Tuesday, September 1, 2009

Another non-stellar day


Yep, here we are again with an E2 jump of only 700. Bringing us to a whopping 3300 on day 11 of stims.

WTF?

Seriously...what the fuck.

I was sure it was going to make a good jump today. My follies keep growing at a good rate - I've now got 17 between 1.0 and 2.0 - and my lining went from .7 to 1.0. I really thought my lining jump was the key. It takes estrogen to help plump up that lining in the beginning, right? Surely my E2 had to make a nice jump?

Nope.

So here I am, stimming again, when in normal land I'd be getting ready for retrieval tomorrow morning instead. Blech. Now, I have no idea if we'll even make it to flippin retrieval.

I've done some poking around to see what other E2 levels women have had at this stage of the game (leading up to trigger) and haven't really come up with much. I've seen one case where a gal I know from a message board triggered at 2600 and is now pregnant with triplets, but that was as close as I could find to my case.

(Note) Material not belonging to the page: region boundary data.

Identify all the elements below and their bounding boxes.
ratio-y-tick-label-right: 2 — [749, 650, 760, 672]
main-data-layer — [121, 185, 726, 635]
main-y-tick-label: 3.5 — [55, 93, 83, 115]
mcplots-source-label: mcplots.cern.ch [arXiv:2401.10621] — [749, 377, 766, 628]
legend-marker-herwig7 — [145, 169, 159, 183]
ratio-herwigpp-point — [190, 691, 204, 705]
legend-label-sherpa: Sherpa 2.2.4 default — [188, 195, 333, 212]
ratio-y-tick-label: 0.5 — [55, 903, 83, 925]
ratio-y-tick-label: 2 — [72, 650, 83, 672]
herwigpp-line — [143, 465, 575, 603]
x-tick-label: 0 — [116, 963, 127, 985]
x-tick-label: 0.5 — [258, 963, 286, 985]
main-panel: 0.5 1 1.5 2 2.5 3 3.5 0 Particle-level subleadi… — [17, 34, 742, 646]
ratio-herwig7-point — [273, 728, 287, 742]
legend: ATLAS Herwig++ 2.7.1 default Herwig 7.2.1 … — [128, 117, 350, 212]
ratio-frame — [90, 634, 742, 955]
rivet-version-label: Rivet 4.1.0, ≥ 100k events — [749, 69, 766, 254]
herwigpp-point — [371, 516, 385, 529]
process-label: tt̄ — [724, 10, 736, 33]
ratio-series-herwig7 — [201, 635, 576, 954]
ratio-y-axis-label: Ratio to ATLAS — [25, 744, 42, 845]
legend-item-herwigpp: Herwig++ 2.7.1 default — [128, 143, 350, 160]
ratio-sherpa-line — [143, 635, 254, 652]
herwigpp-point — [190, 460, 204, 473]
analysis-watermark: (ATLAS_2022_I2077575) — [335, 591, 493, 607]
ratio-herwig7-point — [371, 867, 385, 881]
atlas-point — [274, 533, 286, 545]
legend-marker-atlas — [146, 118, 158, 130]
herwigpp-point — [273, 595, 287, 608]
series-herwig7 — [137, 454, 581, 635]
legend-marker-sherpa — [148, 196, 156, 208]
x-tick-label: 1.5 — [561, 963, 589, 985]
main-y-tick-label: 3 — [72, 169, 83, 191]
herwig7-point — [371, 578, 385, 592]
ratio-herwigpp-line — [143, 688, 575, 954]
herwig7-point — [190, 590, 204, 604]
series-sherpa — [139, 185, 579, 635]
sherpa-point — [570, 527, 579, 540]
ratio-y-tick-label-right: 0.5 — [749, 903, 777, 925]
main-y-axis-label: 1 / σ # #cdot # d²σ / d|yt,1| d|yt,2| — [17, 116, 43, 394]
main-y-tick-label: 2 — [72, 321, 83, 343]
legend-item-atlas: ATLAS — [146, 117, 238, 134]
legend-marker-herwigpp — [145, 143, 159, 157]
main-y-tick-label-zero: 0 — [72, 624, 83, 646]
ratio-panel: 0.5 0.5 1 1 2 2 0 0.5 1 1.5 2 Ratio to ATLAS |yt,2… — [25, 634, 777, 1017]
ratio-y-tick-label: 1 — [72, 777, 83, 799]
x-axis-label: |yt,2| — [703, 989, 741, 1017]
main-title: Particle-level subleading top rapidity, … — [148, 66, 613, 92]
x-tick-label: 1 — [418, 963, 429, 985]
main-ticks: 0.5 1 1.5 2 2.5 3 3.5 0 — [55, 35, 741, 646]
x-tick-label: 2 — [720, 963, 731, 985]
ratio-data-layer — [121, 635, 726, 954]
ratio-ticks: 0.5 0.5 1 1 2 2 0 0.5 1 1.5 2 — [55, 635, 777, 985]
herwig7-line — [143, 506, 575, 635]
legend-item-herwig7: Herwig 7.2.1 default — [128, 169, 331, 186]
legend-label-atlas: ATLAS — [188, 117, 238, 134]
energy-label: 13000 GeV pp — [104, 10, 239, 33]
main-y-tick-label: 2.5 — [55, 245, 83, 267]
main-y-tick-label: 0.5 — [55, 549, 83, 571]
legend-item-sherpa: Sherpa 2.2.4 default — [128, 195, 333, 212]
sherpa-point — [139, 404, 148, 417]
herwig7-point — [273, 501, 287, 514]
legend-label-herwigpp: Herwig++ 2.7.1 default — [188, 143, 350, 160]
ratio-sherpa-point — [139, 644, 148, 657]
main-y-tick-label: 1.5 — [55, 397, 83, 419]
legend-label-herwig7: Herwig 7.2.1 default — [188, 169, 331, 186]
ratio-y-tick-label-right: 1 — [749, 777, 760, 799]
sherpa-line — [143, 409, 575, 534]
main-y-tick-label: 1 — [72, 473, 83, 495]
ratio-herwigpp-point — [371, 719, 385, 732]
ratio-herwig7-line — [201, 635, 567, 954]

I'm totally paranoid of getting to retrieval and ending up with few or worse, no, good eggs. I can't even imagine anything that would suck more than that after all we've been through to get here. But I just can't see how my eggies could be mature with so little estrogen support. It just doesn't compute.

Sure, the E2 will increase after trigger, that's part of the hCG package. But as always I will fear - is it enough?

Not a banner day, overall. But I'm still hoping that things might peak tomorrow like crazy. I figure it's weird of me to think it might happen after this many days of expectation and disappointment, but here we are. I have to hold on to something.